We can verify it from Google Cloud Console, or by creating a subscription, publishing some messages on RabbitMQ, and then pulling messages from the PubSub subscription.

gcloud pubsub subscriptions create test-sub --topic test-topic
# ...Publish messages on RabbitMQ queues...
gcloud pubsub subscriptions pull test-sub --auto-ack

If we stop one of the Elixir nodes (Ctrl+C twice in its IEx session) to simulate a failure, the pipelines should be redistributed in the remaining node:

# Check updated node list
Node.list()

# Check pipeline distribution
Horde.Registry.select(MessagePipeline.PipelineRegistry, [{{:"$1", :"$2", :"$3"}, [], [:"$2"]}])

Rebalancing pipelines on new nodes

With our current implementation, pipelines are automatically redistributed when a node fail but they are not redistributed when a new node joins the cluster.

Fortunately, Horde supports precisely this functionality from v0.8+, and we don’t have to manually stop and re-start our pipelines to have them landing on other nodes.

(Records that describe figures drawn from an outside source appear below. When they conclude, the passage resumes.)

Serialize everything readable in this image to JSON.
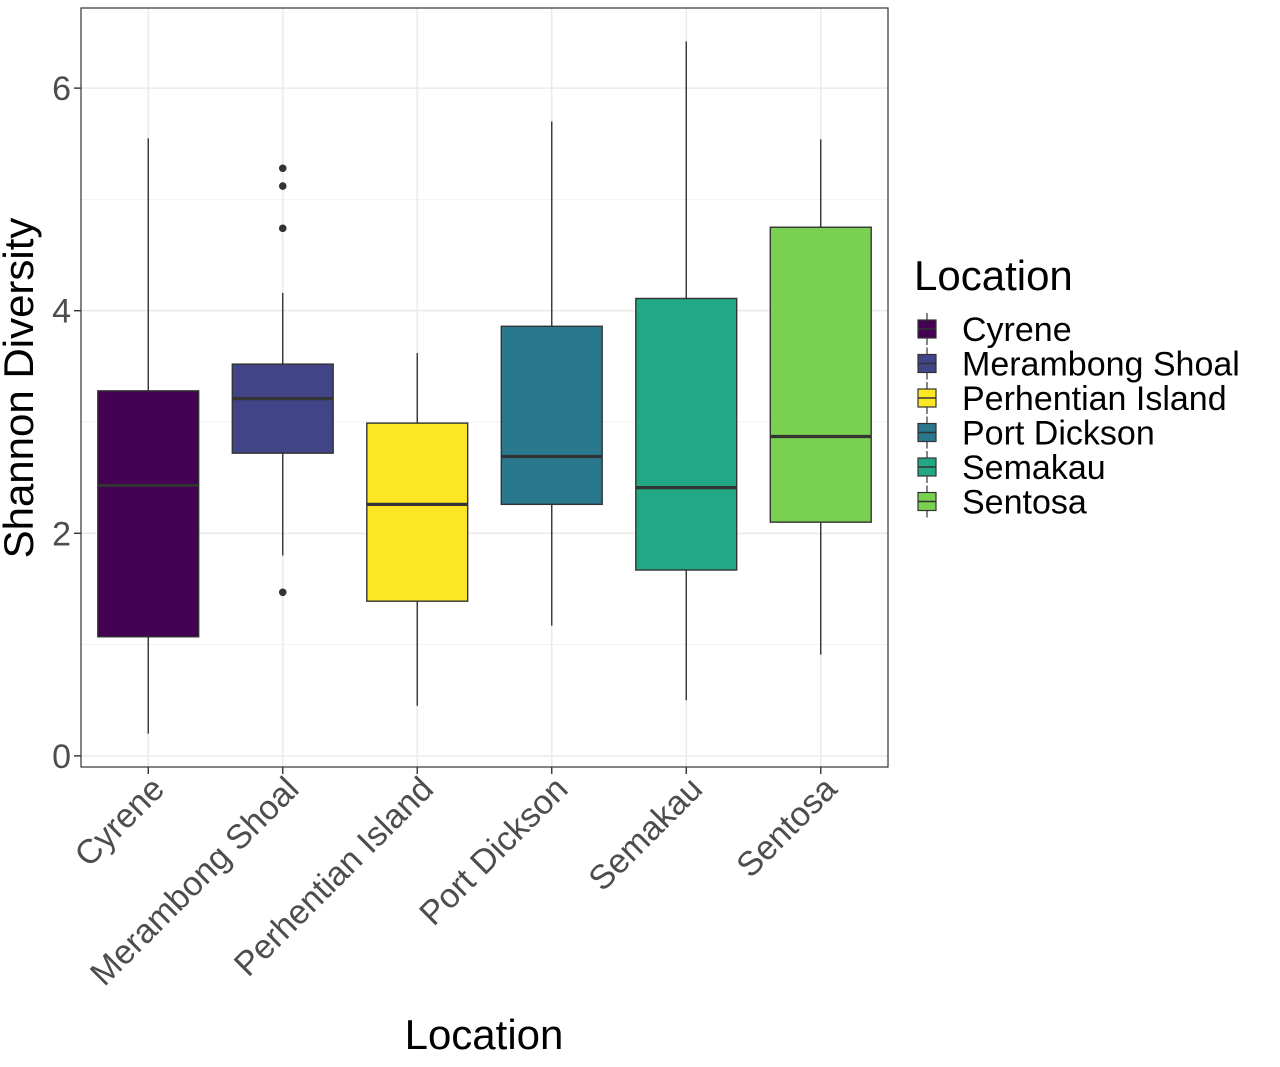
{
  "chart_data": {
    "type": "box",
    "xlabel": "Location",
    "ylabel": "Shannon Diversity",
    "ylim": [
      -0.1,
      6.72
    ],
    "yticks": [
      0,
      2,
      4,
      6
    ],
    "ytick_labels": [
      "0",
      "2",
      "4",
      "6"
    ],
    "grid": true,
    "legend": {
      "title": "Location",
      "position": "right"
    },
    "categories": [
      "Cyrene",
      "Merambong Shoal",
      "Perhentian Island",
      "Port Dickson",
      "Semakau",
      "Sentosa"
    ],
    "series": [
      {
        "name": "Cyrene",
        "color": "#440154",
        "min": 0.2,
        "q1": 1.07,
        "median": 2.43,
        "q3": 3.28,
        "max": 5.55,
        "outliers": []
      },
      {
        "name": "Merambong Shoal",
        "color": "#414487",
        "min": 1.8,
        "q1": 2.72,
        "median": 3.21,
        "q3": 3.52,
        "max": 4.16,
        "outliers": [
          1.47,
          4.74,
          5.12,
          5.28
        ]
      },
      {
        "name": "Perhentian Island",
        "color": "#FDE725",
        "min": 0.45,
        "q1": 1.39,
        "median": 2.26,
        "q3": 2.99,
        "max": 3.62,
        "outliers": []
      },
      {
        "name": "Port Dickson",
        "color": "#2A788E",
        "min": 1.17,
        "q1": 2.26,
        "median": 2.69,
        "q3": 3.86,
        "max": 5.7,
        "outliers": []
      },
      {
        "name": "Semakau",
        "color": "#22A884",
        "min": 0.5,
        "q1": 1.67,
        "median": 2.41,
        "q3": 4.11,
        "max": 6.42,
        "outliers": []
      },
      {
        "name": "Sentosa",
        "color": "#7AD151",
        "min": 0.91,
        "q1": 2.1,
        "median": 2.87,
        "q3": 4.75,
        "max": 5.54,
        "outliers": []
      }
    ]
  }
}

All we need to do is enable the option process_distribution: :active on Horde’s supervisor to automatically rebalance processes on node joining / leaving. The option runs each child spec through the choose_node/2 function of the preferred distribution strategy, detects which processes should be running on other nodes considering the new cluster configuration, and specifically restarts those particular processes such that they run on the correct node.

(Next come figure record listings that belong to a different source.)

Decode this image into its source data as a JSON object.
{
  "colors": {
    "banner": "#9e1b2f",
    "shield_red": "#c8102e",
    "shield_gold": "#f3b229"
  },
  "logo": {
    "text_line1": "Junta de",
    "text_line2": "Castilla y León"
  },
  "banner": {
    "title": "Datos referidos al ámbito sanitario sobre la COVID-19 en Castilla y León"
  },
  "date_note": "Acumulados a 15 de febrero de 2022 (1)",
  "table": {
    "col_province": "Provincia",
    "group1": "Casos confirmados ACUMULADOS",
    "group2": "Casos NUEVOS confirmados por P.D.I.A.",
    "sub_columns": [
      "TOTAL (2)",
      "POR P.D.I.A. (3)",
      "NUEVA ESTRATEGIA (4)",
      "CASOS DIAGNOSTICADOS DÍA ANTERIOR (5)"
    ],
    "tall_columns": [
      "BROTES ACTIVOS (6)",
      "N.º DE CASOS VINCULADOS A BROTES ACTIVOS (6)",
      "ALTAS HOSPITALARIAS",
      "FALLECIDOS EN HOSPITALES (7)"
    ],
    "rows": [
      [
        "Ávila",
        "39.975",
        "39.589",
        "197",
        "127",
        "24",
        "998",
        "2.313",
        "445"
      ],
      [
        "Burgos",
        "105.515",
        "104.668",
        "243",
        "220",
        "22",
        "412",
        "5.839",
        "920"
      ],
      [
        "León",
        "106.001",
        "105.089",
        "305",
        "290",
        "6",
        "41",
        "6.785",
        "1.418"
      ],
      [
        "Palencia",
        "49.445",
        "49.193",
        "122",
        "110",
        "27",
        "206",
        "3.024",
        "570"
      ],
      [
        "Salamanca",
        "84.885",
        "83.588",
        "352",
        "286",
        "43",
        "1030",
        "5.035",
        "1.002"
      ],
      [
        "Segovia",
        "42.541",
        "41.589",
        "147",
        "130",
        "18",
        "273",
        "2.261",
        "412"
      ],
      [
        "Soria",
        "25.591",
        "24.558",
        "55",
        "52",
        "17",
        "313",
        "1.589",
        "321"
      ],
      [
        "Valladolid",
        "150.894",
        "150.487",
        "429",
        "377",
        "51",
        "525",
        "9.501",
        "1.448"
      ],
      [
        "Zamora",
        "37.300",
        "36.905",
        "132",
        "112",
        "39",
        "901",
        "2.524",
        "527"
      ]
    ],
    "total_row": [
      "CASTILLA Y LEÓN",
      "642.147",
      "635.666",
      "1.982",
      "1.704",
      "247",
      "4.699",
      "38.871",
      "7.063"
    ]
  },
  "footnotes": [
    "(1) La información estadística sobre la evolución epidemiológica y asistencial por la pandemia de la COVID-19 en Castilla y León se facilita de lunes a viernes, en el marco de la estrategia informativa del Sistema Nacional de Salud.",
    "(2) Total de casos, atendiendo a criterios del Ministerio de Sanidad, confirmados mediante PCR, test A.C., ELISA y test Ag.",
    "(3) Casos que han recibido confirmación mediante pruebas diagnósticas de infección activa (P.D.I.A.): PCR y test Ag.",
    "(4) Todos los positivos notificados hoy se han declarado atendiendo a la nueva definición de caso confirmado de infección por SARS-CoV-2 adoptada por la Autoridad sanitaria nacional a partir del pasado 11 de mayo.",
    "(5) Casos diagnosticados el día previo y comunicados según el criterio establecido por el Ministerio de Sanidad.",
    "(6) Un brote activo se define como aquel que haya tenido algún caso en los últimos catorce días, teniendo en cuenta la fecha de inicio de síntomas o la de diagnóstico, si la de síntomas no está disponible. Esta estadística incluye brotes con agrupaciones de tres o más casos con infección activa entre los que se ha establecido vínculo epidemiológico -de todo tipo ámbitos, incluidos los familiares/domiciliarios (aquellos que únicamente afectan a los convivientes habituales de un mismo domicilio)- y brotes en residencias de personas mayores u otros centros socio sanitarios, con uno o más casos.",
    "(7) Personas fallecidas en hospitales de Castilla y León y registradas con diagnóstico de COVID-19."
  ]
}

defmodule MessagePipeline.Application do
  use Application
  
  def start(_type, _args) do
    children = [
      {Horde.Registry, [
          name: MessagePipeline.PipelineRegistry,
          members: :auto,
          keys: :unique
        ]},
      {Horde.DynamicSupervisor, [
          name: MessagePipeline.PipelineSupervisor,
          members: :auto,
          strategy: :one_for_one,
          distribution_strategy: Horde.UniformQuorumDistribution,
          process_redistribution: :active
        ]}
      # Other children...
    ]

    Supervisor.start_link(children, strategy: :one_for_one)
  end
end

Conclusion

This architecture provides a robust solution for processing ordered message streams at scale. The combination of Elixir’s distributed capabilities, Broadway’s message processing features, and careful coordination across nodes enables us to build a system that can handle high throughput while maintaining message ordering guarantees.

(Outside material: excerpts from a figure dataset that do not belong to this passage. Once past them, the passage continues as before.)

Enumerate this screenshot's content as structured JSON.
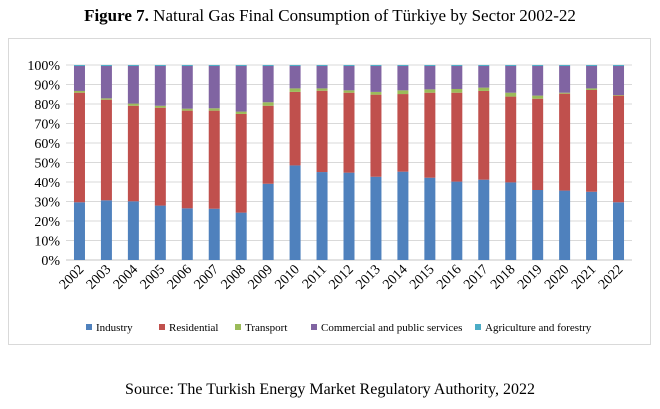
{
  "title_bold": "Figure 7.",
  "title_rest": " Natural Gas Final Consumption of Türkiye by Sector 2002-22",
  "source": "Source: The Turkish Energy Market Regulatory Authority, 2022",
  "chart_data": {
    "type": "bar",
    "stacked": true,
    "title": "Natural Gas Final Consumption of Türkiye by Sector 2002-22",
    "xlabel": "",
    "ylabel": "",
    "ylim": [
      0,
      100
    ],
    "yticks": [
      "0%",
      "10%",
      "20%",
      "30%",
      "40%",
      "50%",
      "60%",
      "70%",
      "80%",
      "90%",
      "100%"
    ],
    "grid": true,
    "legend_position": "bottom",
    "categories": [
      "2002",
      "2003",
      "2004",
      "2005",
      "2006",
      "2007",
      "2008",
      "2009",
      "2010",
      "2011",
      "2012",
      "2013",
      "2014",
      "2015",
      "2016",
      "2017",
      "2018",
      "2019",
      "2020",
      "2021",
      "2022"
    ],
    "series": [
      {
        "name": "Industry",
        "color": "#4f81bd",
        "values": [
          29.6,
          30.6,
          30.1,
          27.9,
          26.5,
          26.3,
          24.3,
          39.1,
          48.5,
          45.1,
          44.8,
          42.7,
          45.3,
          42.2,
          40.2,
          41.2,
          39.8,
          35.9,
          35.6,
          35.0,
          29.6
        ]
      },
      {
        "name": "Residential",
        "color": "#c0504d",
        "values": [
          56.2,
          51.6,
          49.0,
          50.2,
          50.1,
          50.3,
          50.6,
          40.0,
          37.7,
          41.7,
          41.0,
          42.1,
          39.8,
          43.6,
          45.6,
          45.5,
          44.0,
          46.8,
          49.7,
          52.2,
          54.7
        ]
      },
      {
        "name": "Transport",
        "color": "#9bbb59",
        "values": [
          0.9,
          0.7,
          1.1,
          1.0,
          1.0,
          1.2,
          1.2,
          1.8,
          1.8,
          1.2,
          1.2,
          1.4,
          1.9,
          1.7,
          1.9,
          1.7,
          2.0,
          1.6,
          0.5,
          0.8,
          0.3
        ]
      },
      {
        "name": "Commercial and public services",
        "color": "#8064a2",
        "values": [
          12.8,
          16.6,
          19.3,
          20.4,
          21.9,
          21.7,
          23.4,
          18.6,
          11.5,
          11.5,
          12.5,
          13.3,
          12.5,
          12.0,
          11.8,
          11.1,
          13.7,
          15.2,
          13.7,
          11.5,
          14.9
        ]
      },
      {
        "name": "Agriculture and forestry",
        "color": "#4bacc6",
        "values": [
          0.5,
          0.5,
          0.5,
          0.5,
          0.5,
          0.5,
          0.5,
          0.5,
          0.5,
          0.5,
          0.5,
          0.5,
          0.5,
          0.5,
          0.5,
          0.5,
          0.5,
          0.5,
          0.5,
          0.5,
          0.5
        ]
      }
    ]
  }
}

To extend this solution for your specific needs, consider these enhancements:

Adopt a libcluster strategy suitable for a production environment, such as Kubernetes.
Tune queue discovery latency, configuring the polling interval based on how frequently new queues are created. Better yet, instead of polling RabbitMQ, consider setting up RabbitMQ event notifications to detect queue changes in real-time.
Declare AMQP queues as durable and make sure that publishers mark published messages as persisted, in order to survive broker restarts and improve delivery guarantees. Use publisher confirms to ensure messages are safely received by the broker. Deploy RabbitMQ in a cluster with queue mirroring or quorum queues for additional reliability.
Add monitoring, instrumenting Broadway and Horde with Telemetry metrics.
Enhance error handling and retry mechanisms. For example, retry message publication to PubSub N times before failing the messages, thus invalidating the (possibly costly) processing operation.
Unit & e2e testing. Consider that the gcloud CLI (gcr.io/google.com/cloudsdktool/google-cloud-cli:emulators) contains a PubSub emulator that may come in handy: e.g. gcloud beta emulators pubsub start — project=test-project — host-port=0.0.0.0:8085
Leverage an HorizontalPodAutoscaler for automated scaling on Kubernetes environments based on resource demand.
Evaluate the use of Workload Identities if possible. For instance, you can provide your workloads with access to Google Cloud resources by using federated identities instead of a service account key. This approach frees you from the security concerns of manually managing service account credentials.